Fighting Trump, Dems embrace opposite immigration extreme

PHILADELPHIA — There has never been a sharper contrast between the two parties on immigration than the Democrats and Republicans have presented at their national conventions over the past week.

The Republican National Convention featured the family members of Americans of various races and ethnicities who were killed by illegal immigrants. The Democratic National Convention on Monday night had illegal immigrants speaking from the podium.

Donald Trump has vowed to be tougher on illegal immigration than any recent president (he occasionally mentions a removal program under Dwight Eisenhower that was regarded as successful but carried a derogatory name as a precedent). The Democrats at their convention denied the legitimacy of the phrase, with a sign on the podium declaring, “No human being is illegal.”

Democrats have long showcased DREAMers, a sympathetic subset of undocumented immigrants who frequently arrived with their parents when they were too young to make their own decisions.

“I know she will fight to keep our families together,” said young Astrid Silver of presumptive Democratic nominee Hillary Clinton. “I know she will.”

The highlighted individuals are often high school valedictorians. At the GOP convention, Trump found sympathetic victims of crimes committed by illegal immigrants and called attention to their grade point averages.

Trump’s been less consistent on immigration than conventional wisdom has it, but he’s generally associated with deporting 11 million illegal immigrants, a pause on Muslim immigration and tougher immigration controls in general. Some of these ideas are viewed as extreme. While the so-called Muslim ban fared well in Republican exit polls, mass deportations frequently did not.

But the Democrats have gravitated to the opposite extreme, stepping perilously close to arguing deportation is illegitimate as a tool for enforcing immigration laws. People should only be eligible from the United States if they commit other crimes — and perhaps only very serious crimes at that.

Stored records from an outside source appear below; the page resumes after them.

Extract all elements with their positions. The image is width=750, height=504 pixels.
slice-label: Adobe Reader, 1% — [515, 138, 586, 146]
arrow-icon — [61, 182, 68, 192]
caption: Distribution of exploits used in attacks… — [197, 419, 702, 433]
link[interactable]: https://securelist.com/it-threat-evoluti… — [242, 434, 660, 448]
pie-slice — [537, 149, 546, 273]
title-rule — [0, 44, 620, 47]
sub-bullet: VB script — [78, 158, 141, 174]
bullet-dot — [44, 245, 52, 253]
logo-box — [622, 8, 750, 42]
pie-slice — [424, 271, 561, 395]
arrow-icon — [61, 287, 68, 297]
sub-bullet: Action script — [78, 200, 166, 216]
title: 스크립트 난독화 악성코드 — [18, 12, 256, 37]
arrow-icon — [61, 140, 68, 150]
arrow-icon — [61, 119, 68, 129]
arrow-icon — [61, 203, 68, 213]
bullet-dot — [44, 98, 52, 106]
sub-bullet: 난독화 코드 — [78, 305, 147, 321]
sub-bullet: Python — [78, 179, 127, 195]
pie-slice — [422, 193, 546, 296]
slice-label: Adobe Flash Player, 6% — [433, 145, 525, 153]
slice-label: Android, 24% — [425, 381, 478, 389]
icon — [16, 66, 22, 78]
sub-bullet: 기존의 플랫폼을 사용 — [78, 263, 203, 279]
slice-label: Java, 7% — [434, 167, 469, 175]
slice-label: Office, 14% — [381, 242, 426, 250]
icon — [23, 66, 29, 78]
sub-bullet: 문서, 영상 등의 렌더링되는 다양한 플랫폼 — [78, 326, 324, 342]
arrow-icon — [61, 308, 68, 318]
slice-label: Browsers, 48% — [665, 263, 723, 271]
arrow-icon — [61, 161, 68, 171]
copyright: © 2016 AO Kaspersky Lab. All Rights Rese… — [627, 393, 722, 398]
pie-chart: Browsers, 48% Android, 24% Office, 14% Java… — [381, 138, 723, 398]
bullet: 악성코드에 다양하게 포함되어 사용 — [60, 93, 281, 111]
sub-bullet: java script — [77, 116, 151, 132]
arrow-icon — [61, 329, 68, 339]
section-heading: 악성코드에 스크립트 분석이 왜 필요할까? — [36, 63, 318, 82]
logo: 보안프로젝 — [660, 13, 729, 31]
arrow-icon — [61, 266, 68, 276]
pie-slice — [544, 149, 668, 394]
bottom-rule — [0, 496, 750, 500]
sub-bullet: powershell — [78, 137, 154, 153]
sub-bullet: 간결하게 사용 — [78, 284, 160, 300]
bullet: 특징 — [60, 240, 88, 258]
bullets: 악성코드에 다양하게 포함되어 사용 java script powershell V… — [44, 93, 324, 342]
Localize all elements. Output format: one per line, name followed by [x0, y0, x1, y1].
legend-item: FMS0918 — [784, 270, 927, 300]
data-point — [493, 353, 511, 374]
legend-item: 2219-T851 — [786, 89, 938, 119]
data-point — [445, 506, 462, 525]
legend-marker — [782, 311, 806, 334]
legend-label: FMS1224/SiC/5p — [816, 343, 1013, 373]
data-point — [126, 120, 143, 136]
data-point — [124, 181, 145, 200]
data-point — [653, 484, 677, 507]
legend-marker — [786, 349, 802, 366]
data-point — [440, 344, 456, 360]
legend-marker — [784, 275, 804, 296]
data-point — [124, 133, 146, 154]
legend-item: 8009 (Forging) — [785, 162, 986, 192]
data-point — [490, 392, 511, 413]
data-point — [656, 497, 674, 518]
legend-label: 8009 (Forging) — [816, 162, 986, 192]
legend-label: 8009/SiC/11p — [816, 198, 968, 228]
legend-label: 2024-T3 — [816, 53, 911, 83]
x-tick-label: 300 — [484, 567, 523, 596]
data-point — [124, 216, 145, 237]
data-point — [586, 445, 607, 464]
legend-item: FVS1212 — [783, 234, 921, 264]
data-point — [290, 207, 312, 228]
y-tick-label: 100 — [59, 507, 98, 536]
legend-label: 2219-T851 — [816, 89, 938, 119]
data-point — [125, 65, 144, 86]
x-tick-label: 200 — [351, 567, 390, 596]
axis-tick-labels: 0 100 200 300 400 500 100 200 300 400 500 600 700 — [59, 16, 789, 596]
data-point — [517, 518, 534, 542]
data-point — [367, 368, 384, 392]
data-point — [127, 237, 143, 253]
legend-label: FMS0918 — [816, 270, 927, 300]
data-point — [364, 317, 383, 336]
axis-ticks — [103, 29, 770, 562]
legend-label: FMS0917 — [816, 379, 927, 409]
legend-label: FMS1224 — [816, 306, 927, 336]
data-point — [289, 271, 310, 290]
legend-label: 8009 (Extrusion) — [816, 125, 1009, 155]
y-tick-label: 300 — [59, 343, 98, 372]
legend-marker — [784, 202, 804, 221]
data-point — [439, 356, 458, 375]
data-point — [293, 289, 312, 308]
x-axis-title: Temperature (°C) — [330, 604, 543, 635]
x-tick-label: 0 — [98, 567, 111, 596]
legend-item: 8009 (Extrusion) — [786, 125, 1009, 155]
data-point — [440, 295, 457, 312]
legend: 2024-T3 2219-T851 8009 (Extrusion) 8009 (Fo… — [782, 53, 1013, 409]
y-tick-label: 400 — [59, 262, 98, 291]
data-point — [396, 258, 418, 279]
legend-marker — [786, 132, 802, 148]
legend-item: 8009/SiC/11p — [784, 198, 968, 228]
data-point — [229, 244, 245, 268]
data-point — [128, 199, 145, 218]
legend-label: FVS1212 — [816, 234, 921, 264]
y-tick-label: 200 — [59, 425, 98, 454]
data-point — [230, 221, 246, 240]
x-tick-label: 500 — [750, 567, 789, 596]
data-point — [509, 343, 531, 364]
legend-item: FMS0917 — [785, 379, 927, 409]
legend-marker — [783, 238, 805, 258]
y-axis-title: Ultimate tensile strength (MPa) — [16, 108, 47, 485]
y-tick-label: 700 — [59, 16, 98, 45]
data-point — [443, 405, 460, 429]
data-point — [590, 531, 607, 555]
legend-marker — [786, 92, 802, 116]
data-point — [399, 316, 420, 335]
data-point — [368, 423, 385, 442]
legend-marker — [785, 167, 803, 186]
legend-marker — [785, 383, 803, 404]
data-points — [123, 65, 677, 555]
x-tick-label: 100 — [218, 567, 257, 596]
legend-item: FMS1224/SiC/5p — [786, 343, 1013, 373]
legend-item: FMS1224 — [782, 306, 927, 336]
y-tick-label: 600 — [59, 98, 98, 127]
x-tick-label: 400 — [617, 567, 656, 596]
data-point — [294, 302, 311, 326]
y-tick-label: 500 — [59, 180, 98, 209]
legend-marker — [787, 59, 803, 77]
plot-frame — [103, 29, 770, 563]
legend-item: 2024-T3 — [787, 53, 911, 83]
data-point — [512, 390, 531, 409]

This is yet another Hillary Clinton era departure from Bill Clinton’s centrist Democratic politics. Back when he was president, he appointed an immigration reform commission headed by Barbara Jordan, an African-American liberal Democratic congresswoman from Texas. Here’s what she had to say about enforcement.

“Deportation is crucial,” Jordan wrote in her commission’s first report. “Credibility in immigration can be summed up in one sentence: Those who should get in, get in; those who should be kept out, be kept out; and those who should not be hear will be required to leave.”

Jordan agreed with today’s Democrats that the “top priorities for detention and removal, of course, are criminal aliens.” But, she added, “for the system to have credibility, people actually have to be removed at the end of the process.”

Such talk would not be welcome on the dais of the 2016 Democratic convention, even when delivered by a person with a history of civil rights activism.

Immigration is most damaging to Republicans when it is framed as a yes or no question on acceptance of Latinos in American society. Trump has given Democrats plenty of bulletin board material for arguing Republicans are on the wrong the side of that issue, a big mistake. Treating basic immigration enforcement as vaguely illegitimate, however, seems like a big mistake too.